This is Dougie we are talking about.
True, but the history of man is often times built upon people doing something either unexpected or totally out of character.
All Mac needs is one seed of doubt, one inkling that the FPO is not the whole of the PRC's offensive operational plan on the Korean peninsula and that a second MUCH larger offensive is coming and he may very well do the unexpected/uncharacteristic and halt and dig in.
IDK. I can't see Stalin letting his minions (as he still thought Mao to be at this time) be so brutally trounced like this. And the Mig-15 does represent as much a game changer in Korea as the P-51 did in WWII USAAF strategic bombing.
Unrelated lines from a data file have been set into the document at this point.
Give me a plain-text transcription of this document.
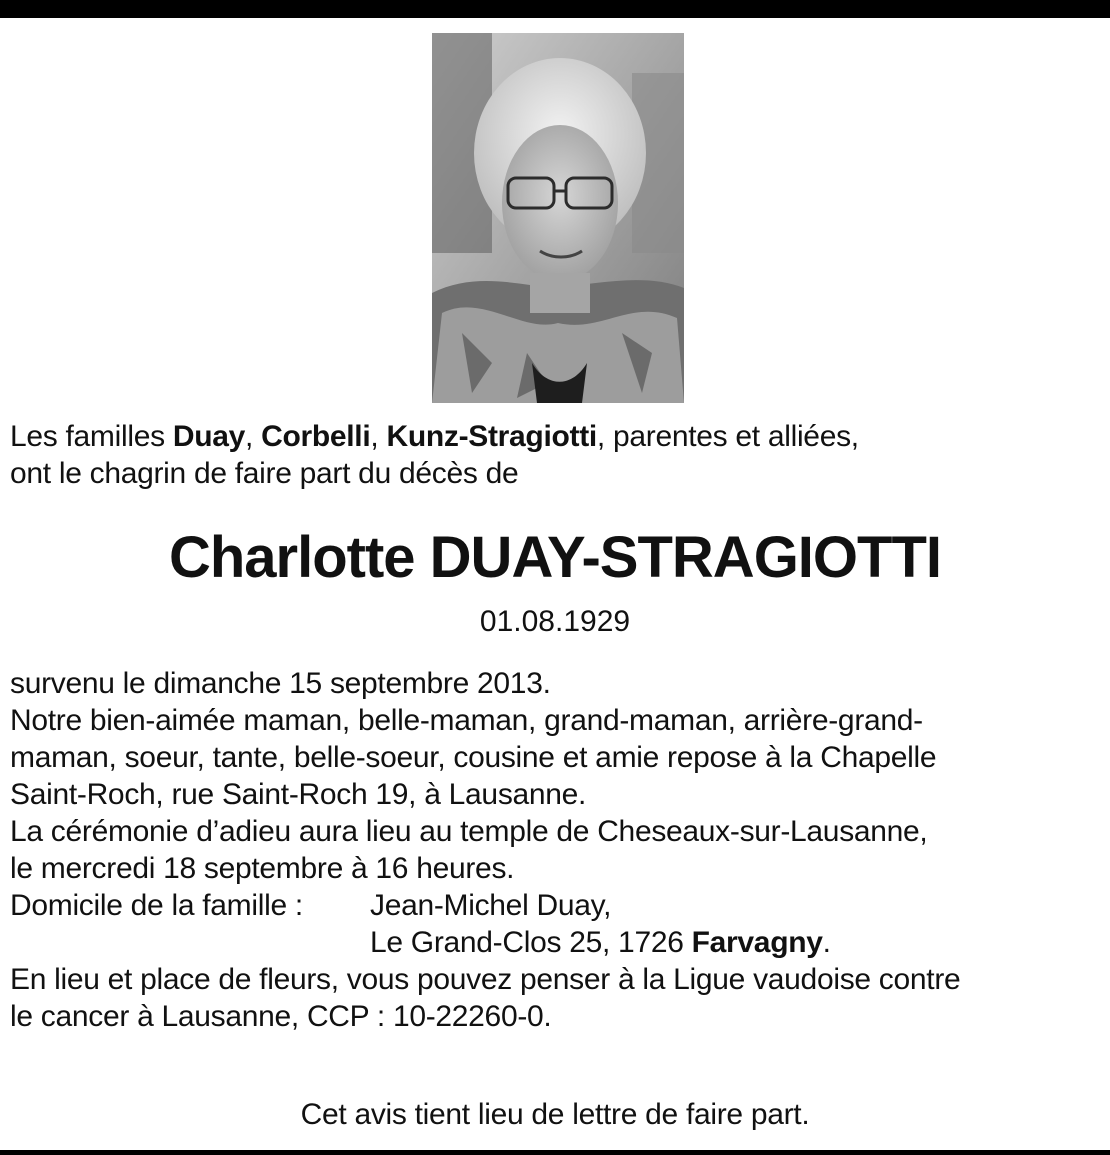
Les familles Duay, Corbelli, Kunz-Stragiotti, parentes et alliées,
ont le chagrin de faire part du décès de
Charlotte DUAY-STRAGIOTTI
01.08.1929
survenu le dimanche 15 septembre 2013.
Notre bien-aimée maman, belle-maman, grand-maman, arrière-grand-
maman, soeur, tante, belle-soeur, cousine et amie repose à la Chapelle
Saint-Roch, rue Saint-Roch 19, à Lausanne.
La cérémonie d’adieu aura lieu au temple de Cheseaux-sur-Lausanne,
le mercredi 18 septembre à 16 heures.
Domicile de la famille : Jean-Michel Duay,
Le Grand-Clos 25, 1726 Farvagny.
En lieu et place de fleurs, vous pouvez penser à la Ligue vaudoise contre
le cancer à Lausanne, CCP : 10-22260-0.
Cet avis tient lieu de lettre de faire part.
From what I read, while Stalin requested PRC intervention, he refused to commit any Soviet forces to the effort. At the same time, while Mao and Zhou Enlai were eager to intervene, they were in the distinct minority among the CCP leadership in that opinion. Not only that, but the PLA wasn't eager for a war either. Lin Biao only got out of having to lead it by citing his 'poor health'. (Biao's go to for much of the decade to avoid assignment.)
So it fell to Peng Dehuai, one of the few marshals that wanted to go to war.
Had the SPO ended up a disaster for the PRC, Stalin (being Stalin) would have withheld the MiGs (and their pilots) either totally (if the SPO got utterly annihilated) or until he'd found a suitable ('competent' would have been the word he'd used) replacement for Mao and possibly also Zhou.
And THAT is where things will really start to get complicated.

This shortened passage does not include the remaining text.